The Montana man whose nearly 15-year search for answers about the death of his son paved the way for a nationwide class action settlement with the Remington Arms Co. says the gun maker still is not coming clean. So now, Richard Barber says he is launching a new push to "inform and educate the public" about one of the most popular firearms in the world, and his claim that the guns can fire without the trigger being pulled.
Barber's 9-year-old son Gus was killed during a family hunting trip in 2000 when a Remington Model 700 rifle went off as the boy's mother was unloading it. At the worst possible moment, Gus had run behind a horse trailer and into the path of the bullet. Barbara Barber has consistently maintained that her hand was nowhere near the trigger.
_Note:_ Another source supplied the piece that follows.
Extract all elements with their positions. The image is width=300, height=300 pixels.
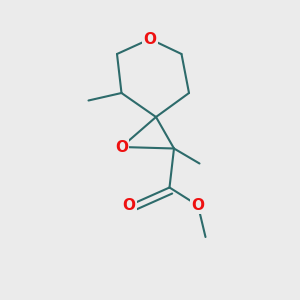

Richard Barber says he eventually found thousands of customer complaints and internal documents that suggest Remington had known for decades about an alleged design flaw in the gun's firing mechanism but did nothing about it despite dozens of deaths and injuries. Allegations of the defect and a cover up—both of which Remington has steadfastly denied—were the subject of the 2010 documentary "Remington Under Fire: A CNBC Investigation."
"The Model 700, including its trigger mechanism, has been free of any defect since it was first produced," Remington told CNBC in 2010. "And, despite any careless reporting to the contrary, the gun's use by millions of Americans has proven it to be a safe, trusted and reliable rifle."
Last month, a federal judge in Missouri tentatively approved a nationwide settlement in which Remington agreed to replace the triggers on more than 7 million rifles equipped with what has become known as the Walker Fire Control—the same mechanism that was in the Barbers' rifle. But the company still maintains the guns are safe, and has said it is settling the case to put an end to lengthy litigation. Barber says that stance is part of the reason he feels the need to speak out again.
"I wholeheartedly support the provisions in the class settlement in replacing the triggers," Barber told CNBC in an interview Monday. As a result, he said, he will not formally object to the tentative settlement. Nonetheless, he said, "Remington's statements (following the CNBC program in 2010) potentially constitute a fraud that not only endangered the public, but resulted in loss of life."